Women and girls face a disproportionate burden, the panellists explained.

General Director of the National Centre for Gender Equality and Reproductive Health in Mexico, Dr. Karla Berdichevsky, notes “today with the pandemic, we have seen a peak in maternal mortality. We are observing that these maternal mortalities are being caused by a lack of access to services.”

Girls also spoke about worsening access to menstrual hygiene information and supplies because of economic stresses, mobility restrictions and school closures. In some cases, “parents decided to withhold provision of certain commodities to their girls like sanitary pads so as to get other essential items like food”, Ssekajja reported, echoing findings Ms. Singh reported from Nepal.

School closures have also led to less access to information about sexual and reproductive health. As a result, “we reported a number of teenage pregnancies and unwanted pregnancies, child marriages”, Ssekajja said. The school closures and economic insecurity also “exposed a lot of girls to sexual activity and sexual violence from opportunists.”

“The statistics before COVID were already bleak,” Ambassador Grotenhuis reminded participants. “It’s shocking that only half of women are able to take essential decisions about their own body”, she said, referring to data from the recently launched State of World Population report.

“We were already in an era of incredible pushback against gender equality, sexual and reproductive health and rights and bodily autonomy… The COVID pandemic showed us that we really have to act now.”

“COVID is indeed a crisis with a woman’s face”, UNFPA Executive Director Dr.

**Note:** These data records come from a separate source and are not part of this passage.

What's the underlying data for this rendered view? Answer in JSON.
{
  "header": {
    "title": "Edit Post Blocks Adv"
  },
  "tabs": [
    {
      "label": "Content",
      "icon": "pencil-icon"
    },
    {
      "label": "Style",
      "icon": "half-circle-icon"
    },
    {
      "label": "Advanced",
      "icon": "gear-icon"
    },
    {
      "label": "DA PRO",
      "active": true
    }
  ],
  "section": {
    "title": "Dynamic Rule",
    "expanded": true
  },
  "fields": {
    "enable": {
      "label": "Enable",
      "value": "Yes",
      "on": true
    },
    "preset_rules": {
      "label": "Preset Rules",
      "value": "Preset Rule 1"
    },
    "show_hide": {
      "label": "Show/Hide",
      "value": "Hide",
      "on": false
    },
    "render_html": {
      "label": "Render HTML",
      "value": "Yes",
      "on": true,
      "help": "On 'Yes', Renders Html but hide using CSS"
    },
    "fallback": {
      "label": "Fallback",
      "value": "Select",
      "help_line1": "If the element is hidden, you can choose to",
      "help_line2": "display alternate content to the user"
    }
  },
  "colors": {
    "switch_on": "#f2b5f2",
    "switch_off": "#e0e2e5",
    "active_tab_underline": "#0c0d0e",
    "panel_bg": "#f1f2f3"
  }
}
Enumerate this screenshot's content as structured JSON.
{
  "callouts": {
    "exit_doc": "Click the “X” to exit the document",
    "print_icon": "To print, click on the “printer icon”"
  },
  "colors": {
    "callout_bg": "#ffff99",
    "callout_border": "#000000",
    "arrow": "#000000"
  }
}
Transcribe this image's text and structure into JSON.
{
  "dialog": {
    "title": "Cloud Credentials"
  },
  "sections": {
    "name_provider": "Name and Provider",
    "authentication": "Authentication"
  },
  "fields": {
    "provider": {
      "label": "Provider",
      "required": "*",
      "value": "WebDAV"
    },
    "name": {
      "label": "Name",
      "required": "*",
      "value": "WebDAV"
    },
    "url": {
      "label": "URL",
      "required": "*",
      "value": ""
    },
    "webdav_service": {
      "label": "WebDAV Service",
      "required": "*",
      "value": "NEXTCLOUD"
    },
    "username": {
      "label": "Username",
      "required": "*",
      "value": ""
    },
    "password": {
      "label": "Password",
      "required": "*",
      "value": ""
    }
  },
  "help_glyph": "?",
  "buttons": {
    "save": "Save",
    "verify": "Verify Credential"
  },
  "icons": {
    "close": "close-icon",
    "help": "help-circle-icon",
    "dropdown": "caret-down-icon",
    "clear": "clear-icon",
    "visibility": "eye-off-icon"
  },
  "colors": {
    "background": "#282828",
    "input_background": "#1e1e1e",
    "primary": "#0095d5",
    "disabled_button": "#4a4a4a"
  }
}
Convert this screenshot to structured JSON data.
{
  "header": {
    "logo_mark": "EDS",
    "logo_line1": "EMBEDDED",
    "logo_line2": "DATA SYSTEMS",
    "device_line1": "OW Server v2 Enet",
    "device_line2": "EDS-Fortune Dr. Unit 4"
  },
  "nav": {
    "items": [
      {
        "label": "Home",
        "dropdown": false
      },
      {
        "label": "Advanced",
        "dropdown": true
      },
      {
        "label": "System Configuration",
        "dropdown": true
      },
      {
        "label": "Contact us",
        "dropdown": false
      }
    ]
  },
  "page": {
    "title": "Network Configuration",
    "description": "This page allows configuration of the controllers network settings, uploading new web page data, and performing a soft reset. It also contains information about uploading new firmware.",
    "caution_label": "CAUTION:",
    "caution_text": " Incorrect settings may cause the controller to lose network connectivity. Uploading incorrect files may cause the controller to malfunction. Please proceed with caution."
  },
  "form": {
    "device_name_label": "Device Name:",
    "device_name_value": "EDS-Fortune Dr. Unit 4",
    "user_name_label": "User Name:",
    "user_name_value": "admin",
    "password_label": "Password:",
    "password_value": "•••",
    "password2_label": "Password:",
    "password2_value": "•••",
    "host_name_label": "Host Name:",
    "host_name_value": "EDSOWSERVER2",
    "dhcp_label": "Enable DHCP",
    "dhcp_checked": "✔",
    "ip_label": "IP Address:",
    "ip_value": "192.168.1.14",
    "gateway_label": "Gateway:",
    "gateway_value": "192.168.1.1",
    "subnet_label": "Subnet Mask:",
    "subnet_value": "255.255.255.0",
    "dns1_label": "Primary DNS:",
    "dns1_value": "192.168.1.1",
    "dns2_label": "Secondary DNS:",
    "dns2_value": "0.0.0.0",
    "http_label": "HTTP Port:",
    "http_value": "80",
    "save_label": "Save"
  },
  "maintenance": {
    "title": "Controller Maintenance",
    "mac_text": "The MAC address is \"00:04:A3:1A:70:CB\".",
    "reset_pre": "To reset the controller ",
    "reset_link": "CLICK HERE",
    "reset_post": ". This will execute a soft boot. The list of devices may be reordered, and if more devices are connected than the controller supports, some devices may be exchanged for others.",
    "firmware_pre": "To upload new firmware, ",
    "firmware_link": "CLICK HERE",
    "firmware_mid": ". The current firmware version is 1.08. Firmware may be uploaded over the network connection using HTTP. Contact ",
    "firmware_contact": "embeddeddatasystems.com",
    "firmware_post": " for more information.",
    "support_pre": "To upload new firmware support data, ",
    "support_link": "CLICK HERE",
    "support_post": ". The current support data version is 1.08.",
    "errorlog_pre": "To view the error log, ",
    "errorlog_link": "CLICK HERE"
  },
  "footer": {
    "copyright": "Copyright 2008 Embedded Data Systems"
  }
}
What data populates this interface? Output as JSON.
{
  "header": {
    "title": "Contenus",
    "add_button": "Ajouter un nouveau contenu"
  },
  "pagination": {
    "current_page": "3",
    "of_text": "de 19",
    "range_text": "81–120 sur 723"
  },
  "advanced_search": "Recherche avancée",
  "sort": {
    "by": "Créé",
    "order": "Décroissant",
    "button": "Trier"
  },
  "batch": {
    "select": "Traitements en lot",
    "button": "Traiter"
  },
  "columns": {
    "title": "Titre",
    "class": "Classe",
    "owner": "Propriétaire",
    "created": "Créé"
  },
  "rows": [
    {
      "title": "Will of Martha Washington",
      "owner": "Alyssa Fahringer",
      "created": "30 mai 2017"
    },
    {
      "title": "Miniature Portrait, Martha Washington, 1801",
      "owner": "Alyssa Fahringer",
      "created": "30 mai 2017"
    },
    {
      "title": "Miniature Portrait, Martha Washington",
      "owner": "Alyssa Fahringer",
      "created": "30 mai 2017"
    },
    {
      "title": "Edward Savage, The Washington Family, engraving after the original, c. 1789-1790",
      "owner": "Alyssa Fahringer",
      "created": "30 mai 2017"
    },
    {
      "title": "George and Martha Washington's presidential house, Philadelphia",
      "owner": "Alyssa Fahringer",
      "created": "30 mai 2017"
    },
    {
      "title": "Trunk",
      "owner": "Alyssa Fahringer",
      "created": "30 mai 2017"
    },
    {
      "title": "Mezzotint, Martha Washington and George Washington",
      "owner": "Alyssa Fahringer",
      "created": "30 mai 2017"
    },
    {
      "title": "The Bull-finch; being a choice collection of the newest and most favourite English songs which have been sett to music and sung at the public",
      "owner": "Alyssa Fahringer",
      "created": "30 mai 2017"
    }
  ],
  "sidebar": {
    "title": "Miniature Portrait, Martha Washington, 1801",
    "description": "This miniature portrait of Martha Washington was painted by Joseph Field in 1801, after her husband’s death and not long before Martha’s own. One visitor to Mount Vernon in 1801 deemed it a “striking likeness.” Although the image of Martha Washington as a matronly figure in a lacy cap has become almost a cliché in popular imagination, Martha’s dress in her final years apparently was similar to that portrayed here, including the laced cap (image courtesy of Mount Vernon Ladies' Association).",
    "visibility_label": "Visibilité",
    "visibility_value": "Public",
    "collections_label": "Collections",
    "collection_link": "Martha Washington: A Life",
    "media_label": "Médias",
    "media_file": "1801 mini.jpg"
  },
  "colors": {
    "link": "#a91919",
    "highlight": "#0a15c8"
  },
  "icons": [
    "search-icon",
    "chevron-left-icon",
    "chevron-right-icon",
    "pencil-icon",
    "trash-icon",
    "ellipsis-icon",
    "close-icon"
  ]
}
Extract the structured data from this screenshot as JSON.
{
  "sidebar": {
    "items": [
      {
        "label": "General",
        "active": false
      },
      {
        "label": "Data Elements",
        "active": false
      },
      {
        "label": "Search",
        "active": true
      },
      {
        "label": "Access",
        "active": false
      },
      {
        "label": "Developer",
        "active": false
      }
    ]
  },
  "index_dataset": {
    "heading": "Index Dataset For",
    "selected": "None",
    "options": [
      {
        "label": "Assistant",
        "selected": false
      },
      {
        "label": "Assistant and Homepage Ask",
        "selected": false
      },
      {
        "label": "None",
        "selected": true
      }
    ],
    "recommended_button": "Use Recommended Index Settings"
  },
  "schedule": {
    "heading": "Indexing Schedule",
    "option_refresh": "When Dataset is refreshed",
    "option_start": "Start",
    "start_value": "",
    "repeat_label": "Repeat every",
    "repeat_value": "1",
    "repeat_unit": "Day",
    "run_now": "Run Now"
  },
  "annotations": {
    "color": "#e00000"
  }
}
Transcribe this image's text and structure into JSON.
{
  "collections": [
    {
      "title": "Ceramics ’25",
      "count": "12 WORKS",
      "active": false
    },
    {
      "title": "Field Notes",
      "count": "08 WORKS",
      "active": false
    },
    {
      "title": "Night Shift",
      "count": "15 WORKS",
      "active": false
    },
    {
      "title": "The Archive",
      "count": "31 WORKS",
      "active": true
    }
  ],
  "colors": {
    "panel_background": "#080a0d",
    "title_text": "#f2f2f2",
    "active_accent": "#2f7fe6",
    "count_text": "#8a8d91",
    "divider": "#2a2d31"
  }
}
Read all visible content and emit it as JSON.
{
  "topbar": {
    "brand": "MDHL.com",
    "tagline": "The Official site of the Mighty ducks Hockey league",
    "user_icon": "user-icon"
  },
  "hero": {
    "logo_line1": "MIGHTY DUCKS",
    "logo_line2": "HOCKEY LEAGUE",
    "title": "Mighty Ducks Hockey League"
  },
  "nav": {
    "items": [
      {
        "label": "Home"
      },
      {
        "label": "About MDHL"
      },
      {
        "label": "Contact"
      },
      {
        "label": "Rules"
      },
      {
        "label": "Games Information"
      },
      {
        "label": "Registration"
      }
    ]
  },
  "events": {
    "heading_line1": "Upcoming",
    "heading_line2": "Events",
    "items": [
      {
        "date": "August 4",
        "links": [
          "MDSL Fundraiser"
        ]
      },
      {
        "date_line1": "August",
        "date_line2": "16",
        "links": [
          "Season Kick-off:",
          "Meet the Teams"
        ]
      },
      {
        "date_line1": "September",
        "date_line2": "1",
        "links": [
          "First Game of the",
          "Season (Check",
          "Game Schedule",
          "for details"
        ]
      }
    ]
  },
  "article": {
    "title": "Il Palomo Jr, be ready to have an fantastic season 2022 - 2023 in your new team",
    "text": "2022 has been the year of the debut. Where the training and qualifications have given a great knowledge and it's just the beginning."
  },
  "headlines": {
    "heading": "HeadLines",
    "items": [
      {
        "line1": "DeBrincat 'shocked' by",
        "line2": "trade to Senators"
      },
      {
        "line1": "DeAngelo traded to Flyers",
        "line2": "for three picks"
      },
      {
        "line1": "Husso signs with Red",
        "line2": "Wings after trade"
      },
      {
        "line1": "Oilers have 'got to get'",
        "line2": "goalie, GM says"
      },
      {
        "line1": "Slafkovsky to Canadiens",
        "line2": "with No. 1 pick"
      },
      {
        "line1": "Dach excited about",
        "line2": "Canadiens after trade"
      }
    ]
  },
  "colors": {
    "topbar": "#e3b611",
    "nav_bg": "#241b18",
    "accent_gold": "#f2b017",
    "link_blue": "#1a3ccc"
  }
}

Natalia Kanem reiterated  at the Commission’s opening. “We see an upsurge in gender-based violence, in child marriage, in adolescent pregnancy, and as barriers are thrown up to the normal, protective sexual and reproductive health services.”

She urged member states and partners to prioritize the rights of women and girls. “We must show the world that this time, nourishing the aspirations of women, girls – and indeed, everyone – will not escape our grasp.”